Ante tal panorámica alguno puede llegar a preguntarse, ¿tiene sentido mantener la Semana Santa? En una sociedad en que la indiferencia religiosa es tan enorme, ¿vale la pena celebrar estos actos religiosos? Cuestión, obviamente planteada desde la óptica de la vida espiritual, no del interés turístico o de la cohesión local por la participación e implicación de los ciudadanos en eventos folklóricos.
No sé si hay que apenarse o ni siquiera preocuparse por la desaparición de alguna procesión, pero lo que sin duda para los cristianos tiene vigencia hoy y la tendrá siempre es el recordar y tratar de vivir con intensidad la Pasión y Muerte de Cristo, la instauración de la Eucaristía y la gran fiesta de la Pascua con la resurrección.
En estos días la figura de Cristo se nos presenta en el nivel máximo de entrega, donación sin límites, desbordamiento de amor. Rememoramos el momento cumbre de nuestra redención. Y debemos sacar consecuencias para mejorar nuestra vida cristiana.
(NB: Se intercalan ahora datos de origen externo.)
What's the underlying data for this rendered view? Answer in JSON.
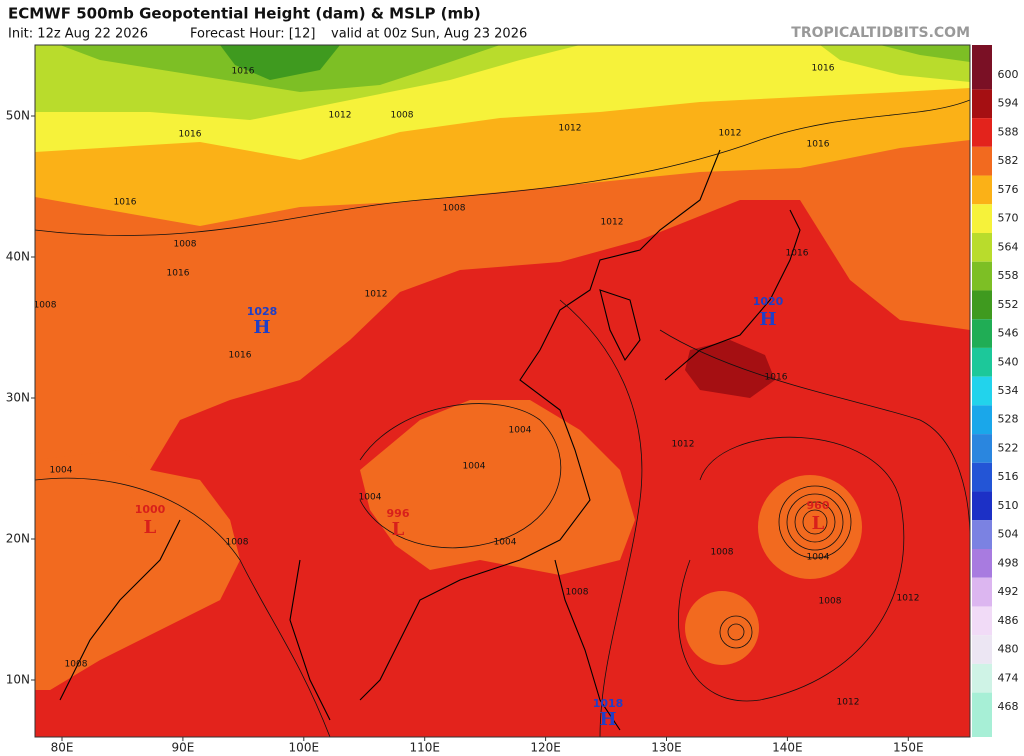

Ciertamente, los que acuden a las iglesias estos días no son tantos como hace unas décadas, pero también es una realidad que los creyentes son más conscientes y consecuentes, que su presencia en el templo no es el resultado de rutinas o de un ambiente que conducía a ello sin más reflexión. Son personas que saben porqué van al templo y porqué renuncian a otras actividades sin duda más divertidas que posiblemente están realizando algunos de sus propios familiares o vecinos, que tienen la seguridad de que encontrarse con Cristo, acompañarle, recibirle, es mucho mejor que el más soñado de los viajes o que cualquier divertida jornada de playa. He podido comprobar cómo en algunos de los oficios de Semana Santa el silencio era tan denso que se podía cortar con cuchillo, porque todos los asistentes, y no eran pocos, mantenían un absoluto recogimiento.
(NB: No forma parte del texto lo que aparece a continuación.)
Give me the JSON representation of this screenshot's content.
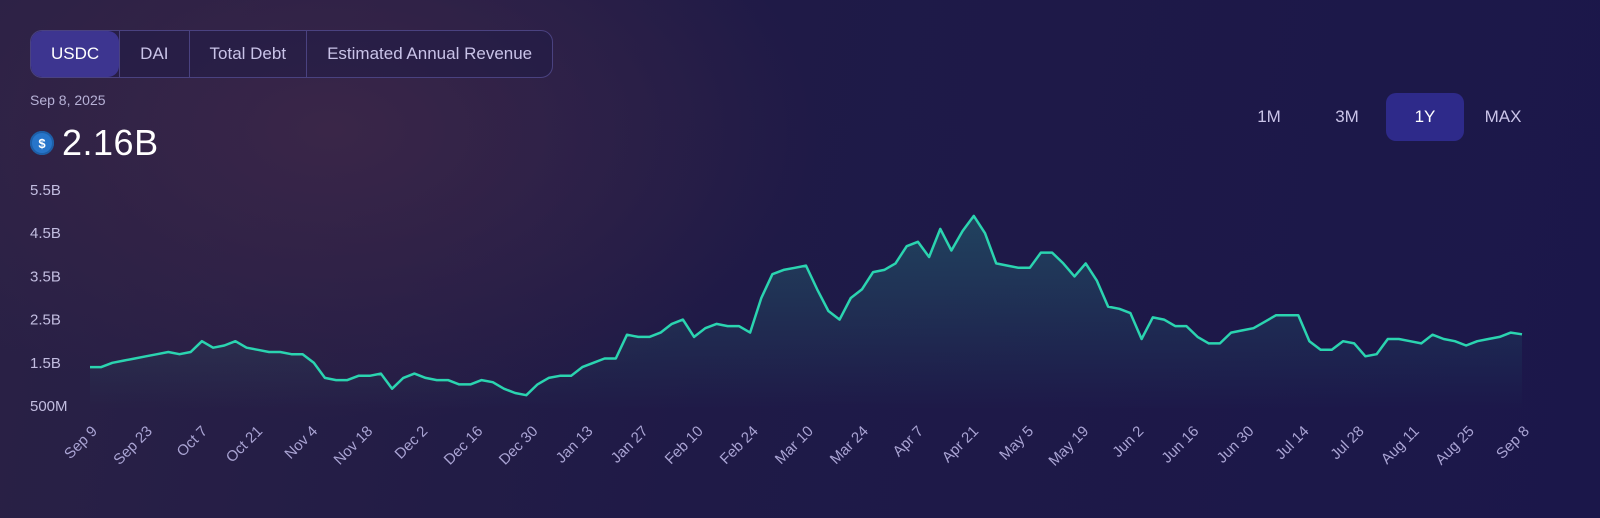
{
  "tabs": {
    "items": [
      "USDC",
      "DAI",
      "Total Debt",
      "Estimated Annual Revenue"
    ],
    "active": "USDC"
  },
  "header": {
    "date": "Sep 8, 2025",
    "value": "2.16B",
    "coin_icon": "usdc-coin-icon",
    "coin_symbol": "$"
  },
  "ranges": {
    "items": [
      "1M",
      "3M",
      "1Y",
      "MAX"
    ],
    "active": "1Y"
  },
  "colors": {
    "line": "#2bd4b0",
    "accent_tab": "#3d3590",
    "accent_range": "#2e2a8a"
  },
  "chart_data": {
    "type": "area",
    "ylabel": "",
    "xlabel": "",
    "yticks": [
      "5.5B",
      "4.5B",
      "3.5B",
      "2.5B",
      "1.5B",
      "500M"
    ],
    "ytick_values": [
      5.5,
      4.5,
      3.5,
      2.5,
      1.5,
      0.5
    ],
    "ylim": [
      0.5,
      5.5
    ],
    "xticks": [
      "Sep 9",
      "Sep 23",
      "Oct 7",
      "Oct 21",
      "Nov 4",
      "Nov 18",
      "Dec 2",
      "Dec 16",
      "Dec 30",
      "Jan 13",
      "Jan 27",
      "Feb 10",
      "Feb 24",
      "Mar 10",
      "Mar 24",
      "Apr 7",
      "Apr 21",
      "May 5",
      "May 19",
      "Jun 2",
      "Jun 16",
      "Jun 30",
      "Jul 14",
      "Jul 28",
      "Aug 11",
      "Aug 25",
      "Sep 8"
    ],
    "grid": false,
    "series": [
      {
        "values": [
          1.4,
          1.4,
          1.5,
          1.55,
          1.6,
          1.65,
          1.7,
          1.75,
          1.7,
          1.75,
          2.0,
          1.85,
          1.9,
          2.0,
          1.85,
          1.8,
          1.75,
          1.75,
          1.7,
          1.7,
          1.5,
          1.15,
          1.1,
          1.1,
          1.2,
          1.2,
          1.25,
          0.9,
          1.15,
          1.25,
          1.15,
          1.1,
          1.1,
          1.0,
          1.0,
          1.1,
          1.05,
          0.9,
          0.8,
          0.75,
          1.0,
          1.15,
          1.2,
          1.2,
          1.4,
          1.5,
          1.6,
          1.6,
          2.15,
          2.1,
          2.1,
          2.2,
          2.4,
          2.5,
          2.1,
          2.3,
          2.4,
          2.35,
          2.35,
          2.2,
          3.0,
          3.55,
          3.65,
          3.7,
          3.75,
          3.2,
          2.7,
          2.5,
          3.0,
          3.2,
          3.6,
          3.65,
          3.8,
          4.2,
          4.3,
          3.95,
          4.6,
          4.1,
          4.55,
          4.9,
          4.5,
          3.8,
          3.75,
          3.7,
          3.7,
          4.05,
          4.05,
          3.8,
          3.5,
          3.8,
          3.4,
          2.8,
          2.75,
          2.65,
          2.05,
          2.55,
          2.5,
          2.35,
          2.35,
          2.1,
          1.95,
          1.95,
          2.2,
          2.25,
          2.3,
          2.45,
          2.6,
          2.6,
          2.6,
          2.0,
          1.8,
          1.8,
          2.0,
          1.95,
          1.65,
          1.7,
          2.05,
          2.05,
          2.0,
          1.95,
          2.15,
          2.05,
          2.0,
          1.9,
          2.0,
          2.05,
          2.1,
          2.2,
          2.16
        ]
      }
    ]
  }
}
Siguen siendo muchos los que van a la bendición de la palma el Domingo de Ramos o que asisten a procesiones, aunque probablemente el resto del año no pisan una iglesia excepto si han acudir a un bautizo, boda o entierro. No es ni mucho menos lo ideal, ni la bendición de Ramos o las procesiones lo más importante, pero vale más que se mantengan. Al menos, es un tenue cordón que los mantiene relacionados con la Iglesia y que algún día puede dar sus frutos. Además, algo queda si la vida cristiana influye en la cultura. Muy bien afirmaba san Juan Pablo II que “la religión debe hacerse cultura”, en el sentido de que llegue a impregnar la vida de la sociedad.
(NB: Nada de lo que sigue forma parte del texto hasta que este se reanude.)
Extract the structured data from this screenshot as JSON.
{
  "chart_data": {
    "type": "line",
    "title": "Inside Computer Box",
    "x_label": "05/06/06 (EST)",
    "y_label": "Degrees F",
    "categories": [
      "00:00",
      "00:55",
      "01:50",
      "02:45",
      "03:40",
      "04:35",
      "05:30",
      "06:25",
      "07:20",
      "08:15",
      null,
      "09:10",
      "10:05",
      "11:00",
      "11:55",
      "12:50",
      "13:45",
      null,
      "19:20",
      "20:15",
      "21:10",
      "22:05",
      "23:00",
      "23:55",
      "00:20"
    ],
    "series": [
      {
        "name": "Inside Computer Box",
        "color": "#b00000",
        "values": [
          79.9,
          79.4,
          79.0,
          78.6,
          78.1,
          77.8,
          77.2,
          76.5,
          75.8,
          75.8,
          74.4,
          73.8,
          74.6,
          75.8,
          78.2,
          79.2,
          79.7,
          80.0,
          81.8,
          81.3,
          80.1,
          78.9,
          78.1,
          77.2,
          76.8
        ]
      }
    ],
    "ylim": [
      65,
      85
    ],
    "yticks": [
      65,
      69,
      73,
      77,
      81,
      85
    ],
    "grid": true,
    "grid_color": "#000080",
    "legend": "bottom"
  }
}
En estos días de Semana Santa muchos de nuestros conciudadanos estarán de viaje, harán deporte en zonas de montaña, o se estirarán en las hamacas o las toallas de las playas para tomar el sol, ajenos totalmente al gran misterio de la salvación. Pero Cristo murió también por ellos. Y los cristianos que acudimos a aquellas celebraciones contribuimos, aunque sea sólo con una gota, a esta transformación de las personas y del mundo, por muy desapercibido que parezca.